Synagoge. Schüsse auf die Neue Synagoge Bochum. Viele Menschen in Bochum stehen in Solidarität mit der jüdischen Gemeinde.  

Es ist Montag, der 26. April. Kurz nach Mitternacht, um 00:05 Uhr, schießt der unbekannte Täter auf die Synagoge Bochums. Ein Fenster wird beschädigt. Dann zieht der Schütze weiter, beschädigt Fenster des Planetariums. Am Morgen bemerken die Mitarbeiter:innen der Synagoge die Spuren der Tat und alarmieren die Polizei. Diese findet nicht nur kunststoffummantelte Metallkugeln an der Synagoge und am Planetarium, sondern auch in der Nähe des Tier- und Stadtparks. Zusätzlich soll der Täter auf ein geparktes Auto, einige hundert Meter entfernt vom Tierpark, geschossen haben.  

Das Motiv sowie die Identität des Täters sind offiziell noch unbekannt. Doch wurde die Tat von einer Überwachungskamera aufgezeichnet, auch ist der Schütze auf den Überwachungsvideos zu erkennen. Da er keinen Mund-Nasen-Schutz trug konnte man sein Gesicht erkennen. Der Täter trug eine graue Hose, eine dunkelblaue Kapuzenjacke und eine dunkle Baseballkappe mit einem hellen Schirm. Neben seinem schwarzen Rucksack hatte er auch noch eine dunkelblaue Bauchtasche dabei. Die Polizei fahndet aktuell nach dem Unbekannten, Hinweise auf seine Identität sind erwünscht.  
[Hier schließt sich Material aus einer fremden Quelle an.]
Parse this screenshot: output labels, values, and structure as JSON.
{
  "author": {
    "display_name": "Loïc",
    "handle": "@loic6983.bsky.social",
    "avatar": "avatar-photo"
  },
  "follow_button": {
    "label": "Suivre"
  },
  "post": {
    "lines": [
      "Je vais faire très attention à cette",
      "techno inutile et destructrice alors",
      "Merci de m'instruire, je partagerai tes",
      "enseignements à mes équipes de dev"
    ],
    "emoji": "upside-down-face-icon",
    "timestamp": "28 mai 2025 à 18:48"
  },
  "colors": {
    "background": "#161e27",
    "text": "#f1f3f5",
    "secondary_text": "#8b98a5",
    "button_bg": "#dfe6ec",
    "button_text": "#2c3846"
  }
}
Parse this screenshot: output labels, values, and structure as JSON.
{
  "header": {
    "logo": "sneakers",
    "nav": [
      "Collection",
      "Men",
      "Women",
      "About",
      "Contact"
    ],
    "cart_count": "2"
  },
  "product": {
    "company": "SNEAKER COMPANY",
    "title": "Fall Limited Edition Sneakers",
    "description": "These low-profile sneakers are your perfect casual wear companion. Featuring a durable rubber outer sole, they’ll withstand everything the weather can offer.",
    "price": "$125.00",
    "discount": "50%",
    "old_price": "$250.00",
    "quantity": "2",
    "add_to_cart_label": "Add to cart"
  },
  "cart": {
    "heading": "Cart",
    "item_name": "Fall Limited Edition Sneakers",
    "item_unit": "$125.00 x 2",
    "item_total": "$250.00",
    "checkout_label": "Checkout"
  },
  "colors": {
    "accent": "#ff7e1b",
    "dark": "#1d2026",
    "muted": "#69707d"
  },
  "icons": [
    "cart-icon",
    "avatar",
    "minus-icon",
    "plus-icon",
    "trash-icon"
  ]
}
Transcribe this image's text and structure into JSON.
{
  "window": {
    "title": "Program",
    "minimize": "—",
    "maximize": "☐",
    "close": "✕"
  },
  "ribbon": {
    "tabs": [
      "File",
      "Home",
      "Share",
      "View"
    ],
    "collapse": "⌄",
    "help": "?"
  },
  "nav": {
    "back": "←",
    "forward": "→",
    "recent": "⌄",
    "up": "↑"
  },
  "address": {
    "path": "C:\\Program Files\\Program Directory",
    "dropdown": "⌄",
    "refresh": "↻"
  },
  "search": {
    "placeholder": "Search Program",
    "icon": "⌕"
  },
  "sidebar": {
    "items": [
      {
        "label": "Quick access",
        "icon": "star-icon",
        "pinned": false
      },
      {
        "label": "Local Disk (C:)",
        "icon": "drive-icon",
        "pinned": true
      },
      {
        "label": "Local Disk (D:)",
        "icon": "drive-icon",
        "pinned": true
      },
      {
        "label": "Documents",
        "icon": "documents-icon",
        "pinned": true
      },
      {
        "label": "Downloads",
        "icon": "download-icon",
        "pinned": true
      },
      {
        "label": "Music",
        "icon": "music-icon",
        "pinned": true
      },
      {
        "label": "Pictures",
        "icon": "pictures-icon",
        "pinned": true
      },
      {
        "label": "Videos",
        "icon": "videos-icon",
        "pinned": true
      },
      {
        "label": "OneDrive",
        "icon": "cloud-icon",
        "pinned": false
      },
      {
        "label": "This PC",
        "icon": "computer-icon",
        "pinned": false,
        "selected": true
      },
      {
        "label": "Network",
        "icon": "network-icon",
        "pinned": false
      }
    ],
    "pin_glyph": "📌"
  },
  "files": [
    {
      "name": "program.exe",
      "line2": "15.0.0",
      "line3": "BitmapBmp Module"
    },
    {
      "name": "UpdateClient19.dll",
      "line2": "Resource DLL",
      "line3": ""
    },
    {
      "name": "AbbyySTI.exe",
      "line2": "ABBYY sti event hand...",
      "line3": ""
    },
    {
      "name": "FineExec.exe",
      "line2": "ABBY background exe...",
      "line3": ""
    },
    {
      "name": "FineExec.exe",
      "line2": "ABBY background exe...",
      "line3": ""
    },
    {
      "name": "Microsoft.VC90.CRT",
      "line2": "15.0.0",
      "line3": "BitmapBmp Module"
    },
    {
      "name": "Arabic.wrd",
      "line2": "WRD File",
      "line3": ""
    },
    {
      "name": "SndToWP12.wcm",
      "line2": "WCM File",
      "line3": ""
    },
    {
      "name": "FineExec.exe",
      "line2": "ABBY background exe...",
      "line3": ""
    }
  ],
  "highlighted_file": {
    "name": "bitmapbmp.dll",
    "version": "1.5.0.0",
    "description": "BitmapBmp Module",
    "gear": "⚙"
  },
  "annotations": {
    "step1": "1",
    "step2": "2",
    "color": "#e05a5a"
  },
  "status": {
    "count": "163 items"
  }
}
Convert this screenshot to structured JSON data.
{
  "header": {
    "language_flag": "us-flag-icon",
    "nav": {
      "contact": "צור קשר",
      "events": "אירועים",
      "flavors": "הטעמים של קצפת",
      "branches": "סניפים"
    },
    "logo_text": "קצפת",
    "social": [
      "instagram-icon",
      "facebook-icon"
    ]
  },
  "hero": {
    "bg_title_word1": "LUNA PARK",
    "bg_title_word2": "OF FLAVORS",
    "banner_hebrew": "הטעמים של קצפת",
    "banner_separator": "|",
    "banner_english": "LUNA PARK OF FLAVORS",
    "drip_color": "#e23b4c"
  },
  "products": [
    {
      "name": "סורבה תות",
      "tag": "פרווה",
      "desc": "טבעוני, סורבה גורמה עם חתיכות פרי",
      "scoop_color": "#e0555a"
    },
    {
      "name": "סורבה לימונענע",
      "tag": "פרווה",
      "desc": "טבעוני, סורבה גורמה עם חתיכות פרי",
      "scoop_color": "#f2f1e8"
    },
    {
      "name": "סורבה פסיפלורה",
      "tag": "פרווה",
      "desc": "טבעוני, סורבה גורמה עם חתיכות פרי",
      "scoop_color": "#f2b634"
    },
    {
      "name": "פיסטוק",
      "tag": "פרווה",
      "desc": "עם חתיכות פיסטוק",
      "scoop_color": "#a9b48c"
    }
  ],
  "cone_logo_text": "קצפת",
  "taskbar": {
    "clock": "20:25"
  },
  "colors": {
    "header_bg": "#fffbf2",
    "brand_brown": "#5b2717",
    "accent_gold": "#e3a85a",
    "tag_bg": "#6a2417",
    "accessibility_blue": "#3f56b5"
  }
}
Noch am gleichen Abend fand eine Demonstration unter dem Motto „Solidarität mit der jüdischen Gemeinde – Gegen jeden Antisemitismus“ statt. Trotz des sehr spontanen Aufrufs kamen insgesamt hundert Menschen zusammen, um gemeinsam Bahnhofsvorplatz bis zur Synagoge zu laufen. Auch wenn die Demonstration von einem großen Polizeiaufgebot begleitet war und diese in einem Redebeitrag über ihren Umgang mit Antisemitismus in Bochum kritisiert wurde, blieb es friedlich.  

Zudem wurde in der Woche der Tat zwischen dem Abendgebet am Freitag und dem Schabbat am Samstag eine Nachtwache gehalten. Organisiert wurde diese von der evangelischen und katholischen Kirche, die zusätzlich stündlich ein Friedensgebet in Solidarität mit der jüdischen Gemeinschaft beteten. Bei dieser Nachtwache waren auch Polizeipräsident Jörg Lukat und Oberbürgermeister Thomas Eiskirch (SPD) beteiligt.